General Motors aims to design a car for India, in India
General Motors aims to design a car for India, in India
New Delhi: As a confident General Motors Co. (GM) prepares to launch more small cars in India, it is also looking at making use of its design centre in Bangalore to design cars from scratch for the local market.
“This design team is capable of developing a full-fledged vehicle from scratch," said Edward Welburn, vice-president of global design at GM, who is in charge of global design operations for the world’s second largest car maker. He was speaking at the launch of the Beat, a new small car from GM. “We may be doing that now, but you don’t know that," he added.
This comes after Karl Slym, chief executive of GM’s India subsidiary, said in October that the company hopes to have the capability by 2012 to design cars in India.
In August, Maruti Suzuki India Ltd had unveiled plans to design a car in India from concept to execution. The firm plans to showcase a concept version of the R3 designed-in-India multi-utility vehicle at the Delhi Auto Expo on Tuesday.
Still, analysts are wary of other car makers designing for the Indian market in the near future. Maruti has the scale to design cars exclusively for India, while GM invested in a design centre in 2003 that was originally intended to take care of global design work.
“As the market scales, it is still going to take time for other companies to make investments to start designing cars in India," said Rakesh Batra, national leader, automotive sector, at consultancy Ernst and Young.
GM has already started making modifications to its cars launched for the Indian market at its Bangalore centre.

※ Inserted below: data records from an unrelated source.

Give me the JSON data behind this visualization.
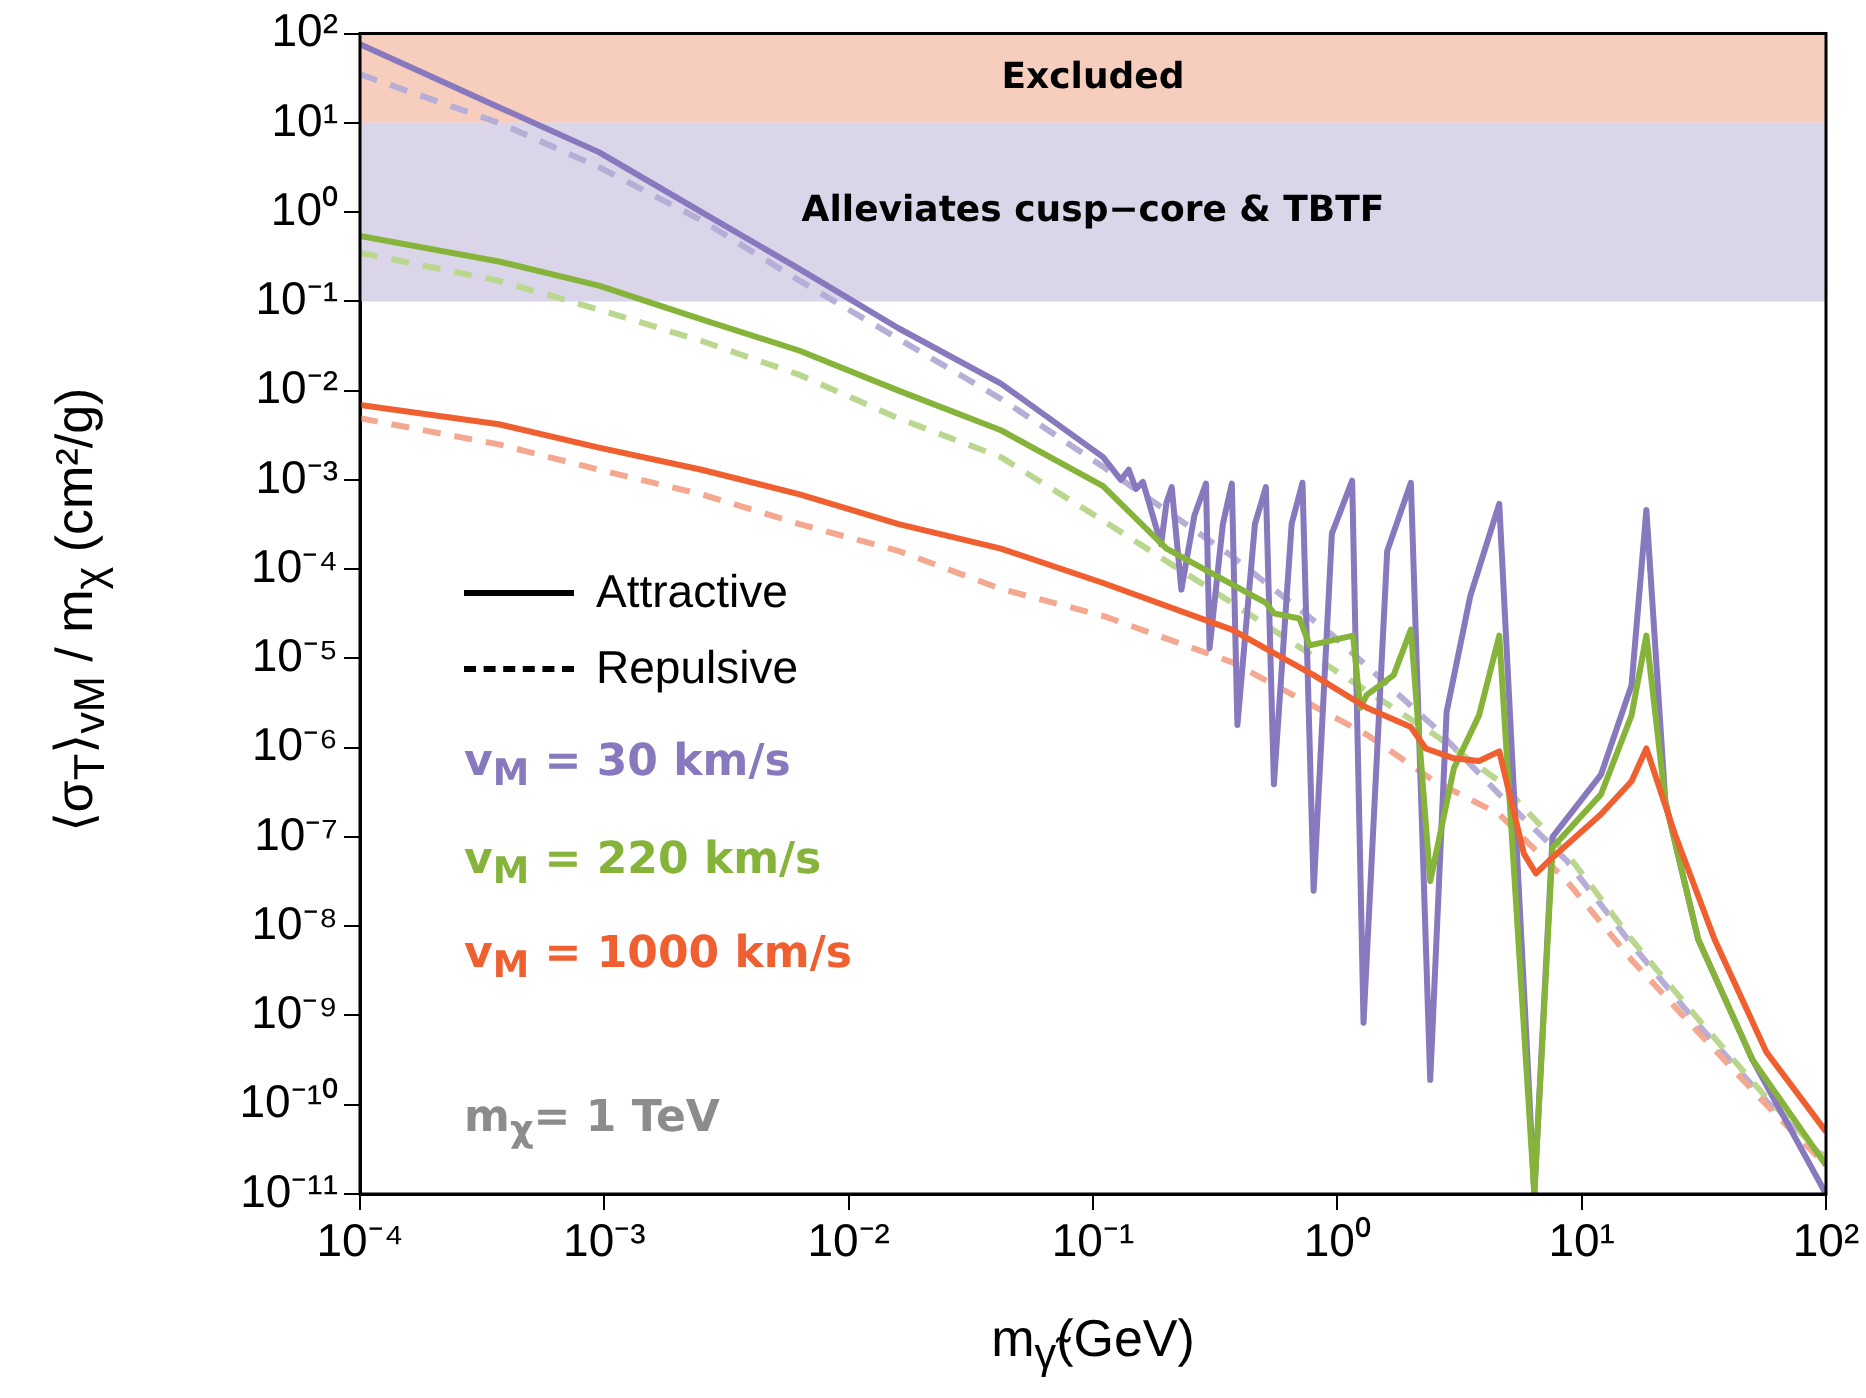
{
  "chart_data": {
    "type": "line",
    "log": "xy",
    "grid": false,
    "marker": "none",
    "xlabel": "m$_{γ̃}$(GeV)",
    "ylabel": "⟨σ$_{T}$⟩$_{vM}$ / m$_{χ}$ (cm²/g)",
    "xlim": [
      0.0001,
      100
    ],
    "ylim": [
      1e-11,
      100
    ],
    "xticks": [
      {
        "value": 0.0001,
        "label": "10⁻⁴"
      },
      {
        "value": 0.001,
        "label": "10⁻³"
      },
      {
        "value": 0.01,
        "label": "10⁻²"
      },
      {
        "value": 0.1,
        "label": "10⁻¹"
      },
      {
        "value": 1,
        "label": "10⁰"
      },
      {
        "value": 10,
        "label": "10¹"
      },
      {
        "value": 100,
        "label": "10²"
      }
    ],
    "yticks": [
      {
        "value": 1e-11,
        "label": "10⁻¹¹"
      },
      {
        "value": 1e-10,
        "label": "10⁻¹⁰"
      },
      {
        "value": 1e-09,
        "label": "10⁻⁹"
      },
      {
        "value": 1e-08,
        "label": "10⁻⁸"
      },
      {
        "value": 1e-07,
        "label": "10⁻⁷"
      },
      {
        "value": 1e-06,
        "label": "10⁻⁶"
      },
      {
        "value": 1e-05,
        "label": "10⁻⁵"
      },
      {
        "value": 0.0001,
        "label": "10⁻⁴"
      },
      {
        "value": 0.001,
        "label": "10⁻³"
      },
      {
        "value": 0.01,
        "label": "10⁻²"
      },
      {
        "value": 0.1,
        "label": "10⁻¹"
      },
      {
        "value": 1,
        "label": "10⁰"
      },
      {
        "value": 10,
        "label": "10¹"
      },
      {
        "value": 100,
        "label": "10²"
      }
    ],
    "bands": [
      {
        "axis": "y",
        "from": 10,
        "to": 100,
        "label": "Excluded",
        "color": "#f7cdbe"
      },
      {
        "axis": "y",
        "from": 0.1,
        "to": 10,
        "label": "Alleviates cusp−core & TBTF",
        "color": "#dad5e9"
      }
    ],
    "annotations": [
      "Attractive",
      "Repulsive",
      "m$_{χ}$= 1 TeV"
    ],
    "series": [
      {
        "color": "#b7aed8",
        "line_style": "dashed",
        "x": [
          0.0001,
          0.00037,
          0.00095,
          0.0025,
          0.0063,
          0.016,
          0.042,
          0.11,
          0.37,
          0.96,
          2.5,
          4.6,
          8.7,
          16,
          30,
          57,
          100
        ],
        "values": [
          35,
          10,
          3.2,
          0.81,
          0.17,
          0.038,
          0.0081,
          0.0014,
          0.00014,
          1.8e-05,
          1.7e-06,
          3e-07,
          5.4e-08,
          6.3e-09,
          7.9e-10,
          1.1e-10,
          2.4e-11
        ]
      },
      {
        "color": "#bad78f",
        "line_style": "dashed",
        "x": [
          0.0001,
          0.00037,
          0.00095,
          0.0025,
          0.0063,
          0.016,
          0.042,
          0.11,
          0.37,
          0.96,
          2.5,
          4.6,
          8.7,
          16,
          30,
          57,
          100
        ],
        "values": [
          0.35,
          0.17,
          0.081,
          0.036,
          0.015,
          0.0049,
          0.0018,
          0.00035,
          4.2e-05,
          7.6e-06,
          1.4e-06,
          4.2e-07,
          6.5e-08,
          7.1e-09,
          9.1e-10,
          1.2e-10,
          2.5e-11
        ]
      },
      {
        "color": "#f5a890",
        "line_style": "dashed",
        "x": [
          0.0001,
          0.00037,
          0.00095,
          0.0025,
          0.0063,
          0.016,
          0.042,
          0.11,
          0.37,
          1.32,
          2.5,
          4.6,
          8.7,
          16,
          30,
          57,
          100
        ],
        "values": [
          0.0049,
          0.0025,
          0.0013,
          0.00069,
          0.00032,
          0.00016,
          6e-05,
          3e-05,
          9.1e-06,
          1.4e-06,
          4.2e-07,
          1.8e-07,
          3.2e-08,
          4.2e-09,
          6.5e-10,
          1e-10,
          2.1e-11
        ]
      },
      {
        "name": "v$_{M}$ = 30 km/s",
        "color": "#8878bd",
        "line_style": "solid",
        "x": [
          0.0001,
          0.00037,
          0.00095,
          0.0025,
          0.0063,
          0.016,
          0.042,
          0.11,
          0.13,
          0.14,
          0.15,
          0.16,
          0.19,
          0.2,
          0.21,
          0.23,
          0.26,
          0.29,
          0.3,
          0.34,
          0.37,
          0.39,
          0.46,
          0.51,
          0.55,
          0.65,
          0.72,
          0.8,
          0.95,
          1.15,
          1.28,
          1.6,
          2.0,
          2.4,
          2.8,
          3.5,
          4.6,
          6.4,
          7.6,
          12,
          16,
          18.4,
          22,
          30,
          50,
          100
        ],
        "values": [
          76,
          15,
          4.7,
          1.0,
          0.23,
          0.05,
          0.012,
          0.0018,
          0.001,
          0.0013,
          0.00079,
          0.00095,
          0.00019,
          0.00056,
          0.00083,
          5.9e-05,
          0.0004,
          0.00091,
          1.3e-05,
          0.00032,
          0.00091,
          1.8e-06,
          0.00032,
          0.00083,
          3.9e-07,
          0.00032,
          0.00093,
          2.5e-08,
          0.00025,
          0.00098,
          8.3e-10,
          0.00016,
          0.00093,
          1.9e-10,
          2.5e-06,
          5e-05,
          0.00054,
          1e-11,
          1e-07,
          5e-07,
          5e-06,
          0.00046,
          2.5e-07,
          7.1e-09,
          3.2e-10,
          1e-11
        ]
      },
      {
        "name": "v$_{M}$ = 220 km/s",
        "color": "#86b33a",
        "line_style": "solid",
        "x": [
          0.0001,
          0.00037,
          0.00095,
          0.0025,
          0.0063,
          0.016,
          0.042,
          0.11,
          0.2,
          0.51,
          0.55,
          0.7,
          0.77,
          1.16,
          1.24,
          1.32,
          1.7,
          2.0,
          2.4,
          3.0,
          3.8,
          4.6,
          6.4,
          7.6,
          12,
          16,
          18.4,
          22,
          30,
          50,
          100
        ],
        "values": [
          0.54,
          0.28,
          0.15,
          0.063,
          0.028,
          0.01,
          0.0036,
          0.00085,
          0.00017,
          4.2e-05,
          3.2e-05,
          2.8e-05,
          1.4e-05,
          1.8e-05,
          2.8e-06,
          3.9e-06,
          6.5e-06,
          2.1e-05,
          3.2e-08,
          5.9e-07,
          2.3e-06,
          1.8e-05,
          1e-11,
          7.6e-08,
          3e-07,
          2.3e-06,
          1.8e-05,
          2.5e-07,
          7.1e-09,
          3.2e-10,
          2.1e-11
        ]
      },
      {
        "name": "v$_{M}$ = 1000 km/s",
        "color": "#ef5f30",
        "line_style": "solid",
        "x": [
          0.0001,
          0.00037,
          0.00095,
          0.0025,
          0.0063,
          0.016,
          0.042,
          0.11,
          0.37,
          0.8,
          1.32,
          2.0,
          2.3,
          3.0,
          3.8,
          4.6,
          5.8,
          6.5,
          7.6,
          12,
          16,
          18.4,
          24,
          35,
          57,
          100
        ],
        "values": [
          0.0069,
          0.0042,
          0.0023,
          0.0013,
          0.00069,
          0.00032,
          0.00017,
          7e-05,
          2.1e-05,
          6.5e-06,
          2.8e-06,
          1.7e-06,
          9.8e-07,
          7.6e-07,
          7.1e-07,
          9.1e-07,
          6.5e-08,
          3.9e-08,
          5.9e-08,
          1.8e-07,
          4.2e-07,
          9.8e-07,
          1.1e-07,
          7.1e-09,
          3.9e-10,
          5e-11
        ]
      }
    ]
  }
}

In the Beat, for instance, the rear seat was modified by engineers in India to make it more comfortable for Indian riders. “Here, it’s a family car. In other centres around the world, it is a lifestyle vehicle or a niche vehicle for customers. So here we need to make the rear seat the best it could really be," said Welburn.
In the next few years Welburn also expects to have the India engineering centre competing for global design jobs. GM often asks its various design centres globally to compete for work. For the Beat, for instance, GM held a competition between its design centres in South Korea and California in the US.